Bagaiamana manusia mengerti dan merumuskan norma-normanya? Dari mana
sumber-sumbernya?
Apa saja jenis-jenis atau macam-macam norma moral ini?

Pengantar: Pencipta telah menentukan suatu tujuan obyektif bagi manusia,


ciptaanNya, maka manusia juga terpanggil untuk menjadikan tujuan akhir
obyektif itu sebagai tujuan subyektif. Apabila manusia memandang tujuan akhir
ini, maka akan menjadi jelas bagi dia jalan atau aturan yang harus ia ikuti:
tatanan moral. Tatanan moral ini mewujud dalam norma-norma, baik itu yang
ada di luar pribadi seseorang berupa norma/hukum-hukum moral obyektif
(norma obyektif), maupun yang diletakkan Tuhan di dalam diri orang itu yakni
norma hati nurani-nya (norma subyektif).

Norma dan hukum sering dilihat sbg pembatasan ruang kebebasan manusia,
khususnya karena pengaruh dari penekanan yang makin besar pada kebebasan
pribadi.
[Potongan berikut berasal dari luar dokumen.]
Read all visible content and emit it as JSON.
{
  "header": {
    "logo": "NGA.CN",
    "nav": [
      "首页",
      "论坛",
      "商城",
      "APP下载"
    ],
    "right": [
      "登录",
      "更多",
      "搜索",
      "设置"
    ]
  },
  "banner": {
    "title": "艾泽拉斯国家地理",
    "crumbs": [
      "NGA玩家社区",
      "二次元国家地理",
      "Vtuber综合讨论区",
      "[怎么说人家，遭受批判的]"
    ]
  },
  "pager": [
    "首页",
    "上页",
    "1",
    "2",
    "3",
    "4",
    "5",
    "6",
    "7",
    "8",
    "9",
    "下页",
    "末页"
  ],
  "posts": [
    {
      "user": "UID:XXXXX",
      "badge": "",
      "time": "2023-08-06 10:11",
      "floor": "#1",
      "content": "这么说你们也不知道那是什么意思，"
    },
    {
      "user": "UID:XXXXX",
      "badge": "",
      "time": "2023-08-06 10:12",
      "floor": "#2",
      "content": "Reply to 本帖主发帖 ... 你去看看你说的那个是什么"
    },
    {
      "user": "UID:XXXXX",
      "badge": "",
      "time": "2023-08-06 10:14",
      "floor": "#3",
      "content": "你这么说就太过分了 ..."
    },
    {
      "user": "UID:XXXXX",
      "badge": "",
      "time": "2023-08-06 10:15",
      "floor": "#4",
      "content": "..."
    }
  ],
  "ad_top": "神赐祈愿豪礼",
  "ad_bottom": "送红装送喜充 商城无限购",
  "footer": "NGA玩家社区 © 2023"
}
Namun pada umumnya orang yakin bahwa manusia membutuhkan
norma-norma moral. Rumusan tertulis hukum moral adalah kebijaksanaan yang
mengendap dan dikumpulkan sejak ribuan tahun. Norma-norma moral itu
adalah pengalaman berkaitan dengan yang baik dan buruk yang dikumpulkan
secara teratur dalam waktu yang sangat lama. Bila manusia hanya
mengandalkan pengetahuannya sendiri, meskipun berkehendak baik, ia akan
lebih mudah terperangkap dalam kekeliruan. Dkl., hukum moral merupakan
bantuan penting bagi manusia; manusia tidak perlu selalu mulai dari nol.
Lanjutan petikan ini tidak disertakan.